Yippee, we get a big one this week! The Queensboro Bridge, aka the 59th St. Bridge is one of the major bridges in New York City, crossing the East River between 59th/60th Streets in Manhattan and Long Island City in Queens. After the Brooklyn Bridge, it is the second oldest East River crossing, opening in March 1909 (after eight years of construction), only nine months before the Manhattan Bridge.
The Queensboro Bridge is a double cantilever bridge centered on Roosevelt Island, meaning it has one cantilever span over each channel, east and west of the island. The total length of the bridge and approaches is 7449 feet. It has 130 feet of clearance above the river. It has two roadway decks, the top carries four lanes of traffic (two in each direction) and the lower carries five: three Queens-bound lanes and two Manhattan-bound, with the outermost lane on the north permanently closed to traffic in 2000, and used for pedestrians and bicycles. The pedestrian lane can be accessed on the Queens side at Queens Plaza N. and Crescent St., and on the Manhattan side entering at 60th St. and 1st Ave. The bridge also carries the N, Q and R lines between Manhattan and Queens.
Plans for a bridge between Manhattan and Long Island City were conceived as early as 1838, but early organizers ran into financial problems. One potential designer in the 1850's was John Roebling. He proposed two suspension spans connected in the middle by a cantilever span. But it did not come to pass, so he went on to design the Brooklyn Bridge. The Queensboro Bridge had its own difficulties and loss of life during construction, but was finally opened on March 30, 1909, as Blackwell's Island Bridge, Blackwell's Island being an earlier name of Roosevelt Island.
The bridge had a number of different traffic/rail/trolley configurations over the years. There was even a trolley stop in the middle, over Roosevelt Island, where people could take an elevator or staircase down to the island. There was a similar station over Vernon Boulevard on the Queens shoreline. These stations were eventually demolished. Access to Roosevelt Island now can be had by a tram from Manhattan just to the north of the bridge, by subway on the F line, or by the Roosevelt Island Bridge to Queens (to be covered in a later post).

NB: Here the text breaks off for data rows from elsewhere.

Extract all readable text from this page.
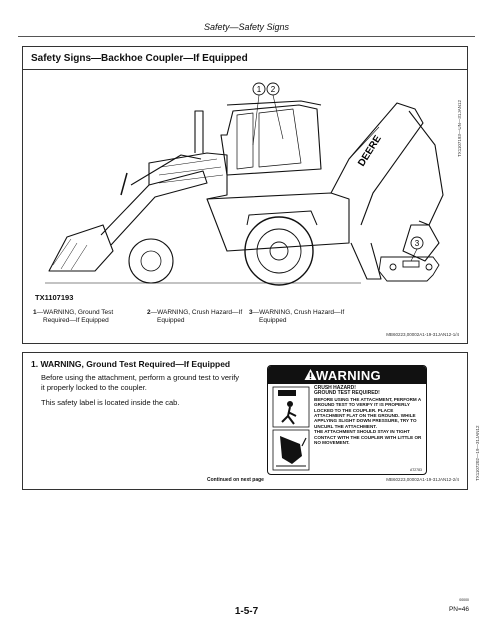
Safety—Safety Signs
Safety Signs—Backhoe Coupler—If Equipped
DEERE
1 2
3
TX1107193—UN—31JAN12
TX1107193
1—WARNING, Ground Test
Required—If Equipped
2—WARNING, Crush Hazard—If
Equipped
3—WARNING, Crush Hazard—If
Equipped
MB60223,00002A1-19-31JAN12-1/4
1. WARNING, Ground Test Required—If Equipped

Before using the attachment, perform a ground test to verify it properly locked to the coupler.

This safety label is located inside the cab.

WARNING
CRUSH HAZARD!
GROUND TEST REQUIRED!
BEFORE USING THE ATTACHMENT, PERFORM A GROUND TEST TO VERIFY IT IS PROPERLY LOCKED TO THE COUPLER. PLACE ATTACHMENT FLAT ON THE GROUND. WHILE APPLYING SLIGHT DOWN PRESSURE, TRY TO UNCURL THE ATTACHMENT.
THE ATTACHMENT SHOULD STAY IN TIGHT CONTACT WITH THE COUPLER WITH LITTLE OR NO MOVEMENT.
AT2783	TX1107202—19—31JAN12
Continued on next page	MB60223,00002A1-19-31JAN12-2/4
00000
1-5-7	PN=46
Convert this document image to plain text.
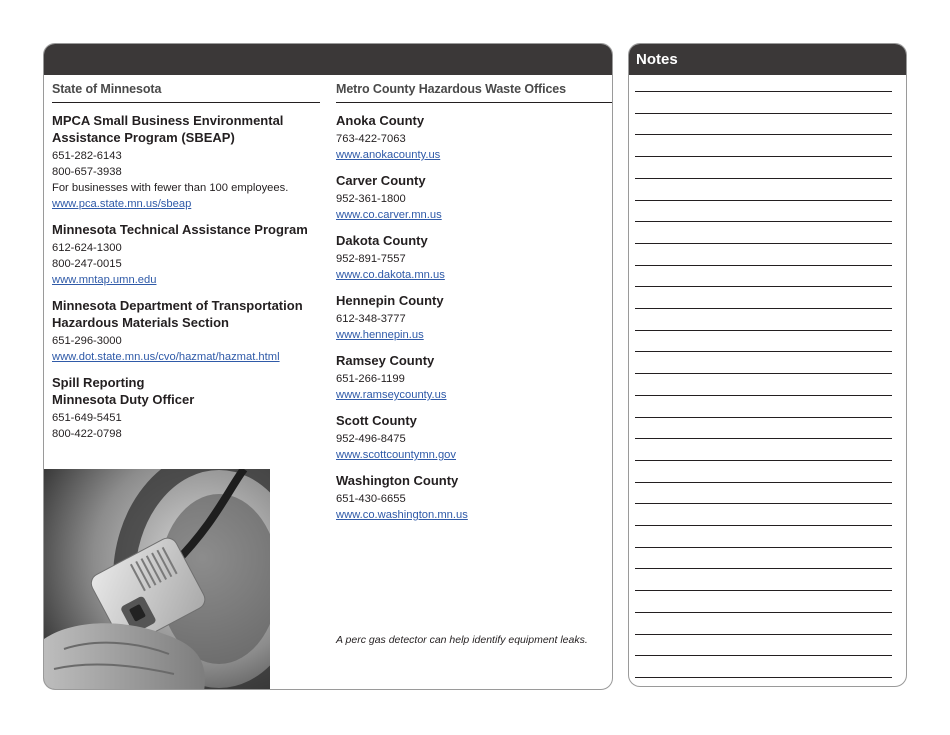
State of Minnesota
MPCA Small Business Environmental Assistance Program (SBEAP)
651-282-6143
800-657-3938
For businesses with fewer than 100 employees.
www.pca.state.mn.us/sbeap
Minnesota Technical Assistance Program
612-624-1300
800-247-0015
www.mntap.umn.edu
Minnesota Department of Transportation Hazardous Materials Section
651-296-3000
www.dot.state.mn.us/cvo/hazmat/hazmat.html
Spill Reporting
Minnesota Duty Officer
651-649-5451
800-422-0798
Metro County Hazardous Waste Offices
Anoka County
763-422-7063
www.anokacounty.us
Carver County
952-361-1800
www.co.carver.mn.us
Dakota County
952-891-7557
www.co.dakota.mn.us
Hennepin County
612-348-3777
www.hennepin.us
Ramsey County
651-266-1199
www.ramseycounty.us
Scott County
952-496-8475
www.scottcountymn.gov
Washington County
651-430-6655
www.co.washington.mn.us
A perc gas detector can help identify equipment leaks.
Notes
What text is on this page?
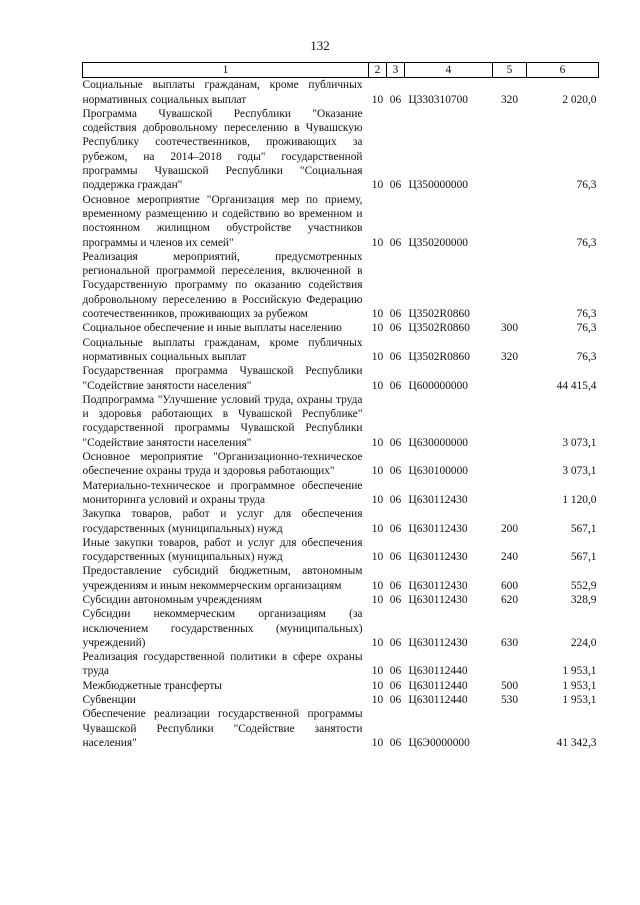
132
1	2	3	4	5	6
Социальные выплаты гражданам, кроме публичных нормативных социальных выплат	10	06	Ц330310700	320	2 020,0
Программа Чувашской Республики "Оказание содействия добровольному переселению в Чувашскую Республику соотечественников, проживающих за рубежом, на 2014–2018 годы" государственной программы Чувашской Республики "Социальная поддержка граждан"	10	06	Ц350000000		76,3
Основное мероприятие "Организация мер по приему, временному размещению и содействию во временном и постоянном жилищном обустройстве участников программы и членов их семей"	10	06	Ц350200000		76,3
Реализация мероприятий, предусмотренных региональной программой переселения, включенной в Государственную программу по оказанию содействия добровольному переселению в Российскую Федерацию соотечественников, проживающих за рубежом	10	06	Ц3502R0860		76,3
Социальное обеспечение и иные выплаты населению	10	06	Ц3502R0860	300	76,3
Социальные выплаты гражданам, кроме публичных нормативных социальных выплат	10	06	Ц3502R0860	320	76,3
Государственная программа Чувашской Республики "Содействие занятости населения"	10	06	Ц600000000		44 415,4
Подпрограмма "Улучшение условий труда, охраны труда и здоровья работающих в Чувашской Республике" государственной программы Чувашской Республики "Содействие занятости населения"	10	06	Ц630000000		3 073,1
Основное мероприятие "Организационно-техническое обеспечение охраны труда и здоровья работающих"	10	06	Ц630100000		3 073,1
Материально-техническое и программное обеспечение мониторинга условий и охраны труда	10	06	Ц630112430		1 120,0
Закупка товаров, работ и услуг для обеспечения государственных (муниципальных) нужд	10	06	Ц630112430	200	567,1
Иные закупки товаров, работ и услуг для обеспечения государственных (муниципальных) нужд	10	06	Ц630112430	240	567,1
Предоставление субсидий бюджетным, автономным учреждениям и иным некоммерческим организациям	10	06	Ц630112430	600	552,9
Субсидии автономным учреждениям	10	06	Ц630112430	620	328,9
Субсидии некоммерческим организациям (за исключением государственных (муниципальных) учреждений)	10	06	Ц630112430	630	224,0
Реализация государственной политики в сфере охраны труда	10	06	Ц630112440		1 953,1
Межбюджетные трансферты	10	06	Ц630112440	500	1 953,1
Субвенции	10	06	Ц630112440	530	1 953,1
Обеспечение реализации государственной программы Чувашской Республики "Содействие занятости населения"	10	06	Ц6Э0000000		41 342,3
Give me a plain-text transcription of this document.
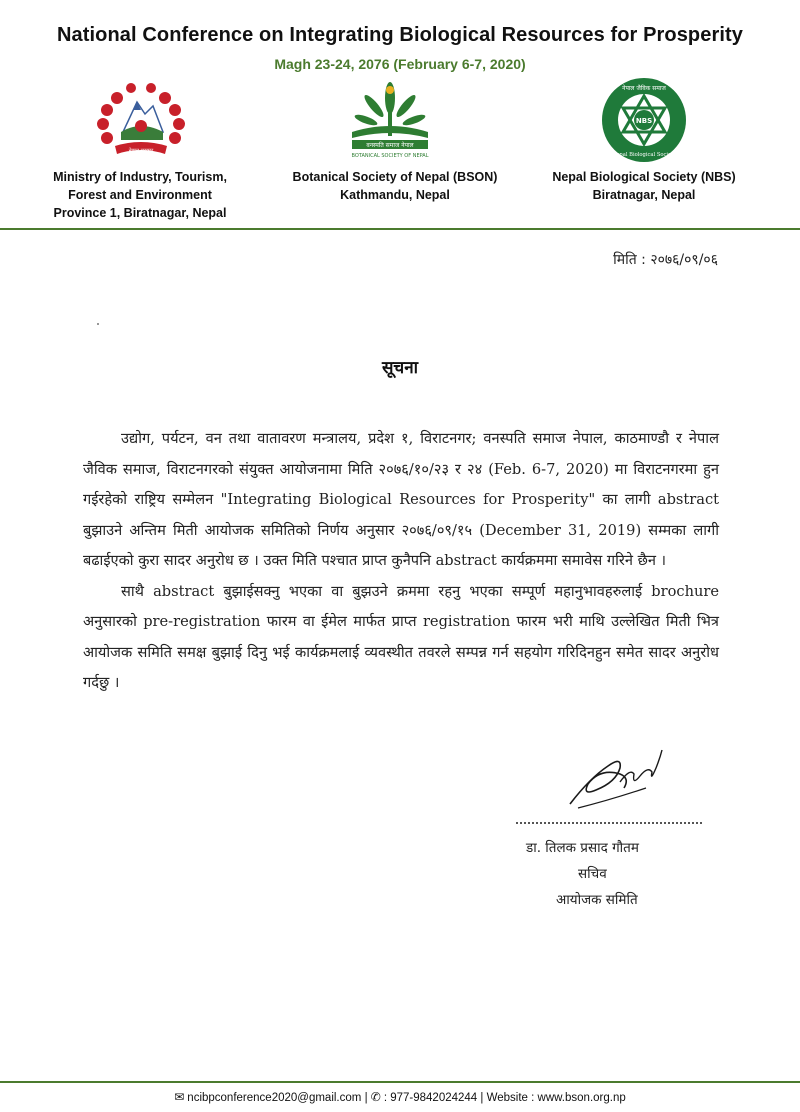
National Conference on Integrating Biological Resources for Prosperity
Magh 23-24, 2076 (February 6-7, 2020)
नेपाल सरकार
वनस्पति समाज नेपाल
BOTANICAL SOCIETY OF NEPAL
NBS
नेपाल जैविक समाज
Nepal Biological Society
Ministry of Industry, Tourism,
Forest and Environment
Province 1, Biratnagar, Nepal
Botanical Society of Nepal (BSON)
Kathmandu, Nepal
Nepal Biological Society (NBS)
Biratnagar, Nepal
मिति : २०७६/०९/०६
सूचना

उद्योग, पर्यटन, वन तथा वातावरण मन्त्रालय, प्रदेश १, विराटनगर; वनस्पति समाज नेपाल, काठमाण्डौ र नेपाल जैविक समाज, विराटनगरको संयुक्त आयोजनामा मिति २०७६/१०/२३ र २४ (Feb. 6-7, 2020) मा विराटनगरमा हुन गईरहेको राष्ट्रिय सम्मेलन "Integrating Biological Resources for Prosperity" का लागी abstract बुझाउने अन्तिम मिती आयोजक समितिको निर्णय अनुसार २०७६/०९/१५ (December 31, 2019) सम्मका लागी बढाईएको कुरा सादर अनुरोध छ । उक्त मिति पश्चात प्राप्त कुनैपनि abstract कार्यक्रममा समावेस गरिने छैन ।

साथै abstract बुझाईसक्नु भएका वा बुझउने क्रममा रहनु भएका सम्पूर्ण महानुभावहरुलाई brochure अनुसारको pre-registration फारम वा ईमेल मार्फत प्राप्त registration फारम भरी माथि उल्लेखित मिती भित्र आयोजक समिति समक्ष बुझाई दिनु भई कार्यक्रमलाई व्यवस्थीत तवरले सम्पन्न गर्न सहयोग गरिदिनहुन समेत सादर अनुरोध गर्दछु ।

डा. तिलक प्रसाद गौतम
सचिव
आयोजक समिति
✉ ncibpconference2020@gmail.com | ✆ : 977-9842024244 | Website : www.bson.org.np
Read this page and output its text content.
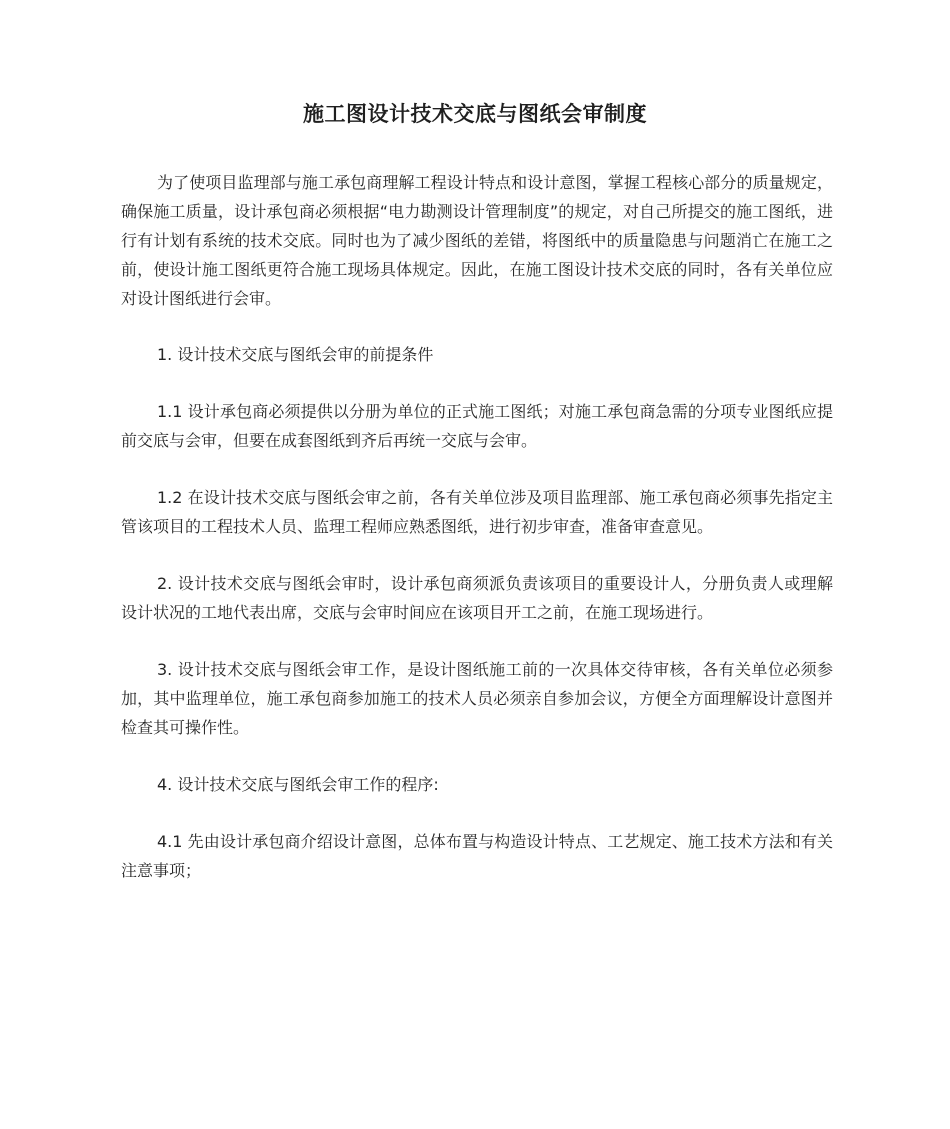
施工图设计技术交底与图纸会审制度

为了使项目监理部与施工承包商理解工程设计特点和设计意图，掌握工程核心部分的质量规定，确保施工质量，设计承包商必须根据“电力勘测设计管理制度”的规定，对自己所提交的施工图纸，进行有计划有系统的技术交底。同时也为了减少图纸的差错，将图纸中的质量隐患与问题消亡在施工之前，使设计施工图纸更符合施工现场具体规定。因此，在施工图设计技术交底的同时，各有关单位应对设计图纸进行会审。

1. 设计技术交底与图纸会审的前提条件

1.1 设计承包商必须提供以分册为单位的正式施工图纸；对施工承包商急需的分项专业图纸应提前交底与会审，但要在成套图纸到齐后再统一交底与会审。

1.2 在设计技术交底与图纸会审之前，各有关单位涉及项目监理部、施工承包商必须事先指定主管该项目的工程技术人员、监理工程师应熟悉图纸，进行初步审查，准备审查意见。

2. 设计技术交底与图纸会审时，设计承包商须派负责该项目的重要设计人，分册负责人或理解设计状况的工地代表出席，交底与会审时间应在该项目开工之前，在施工现场进行。

3. 设计技术交底与图纸会审工作，是设计图纸施工前的一次具体交待审核，各有关单位必须参加，其中监理单位，施工承包商参加施工的技术人员必须亲自参加会议，方便全方面理解设计意图并检查其可操作性。

4. 设计技术交底与图纸会审工作的程序:

4.1 先由设计承包商介绍设计意图，总体布置与构造设计特点、工艺规定、施工技术方法和有关注意事项；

By the late 1970's it became clear that the bridge was deteriorating and needed major repair work. Restoration began in the 1980's and was scheduled to be completed in 2009. I'm actually not sure if it has been or not. But I'm sure it's close at least.
This bridge has been immortalized in a song by Simon and Garfunkel, and it is the third bridge on the New York Marathon route, taking place in the lower deck Queens-bound lanes. The 15-mile mark comes as you climb the bridge, and the 16-mile mark near the end of the bridge. The climb alsways seems endless, especially when you're exhausted and you look over and see that you're still over the land of Queens. And when you descend onto the streets of Manhattan, the runners supposedly hit the "wall of sound" from all the spectators. It can be loud and fun, but personally, I've never been that impreessed by it. I've always just been glad to be off the bridge.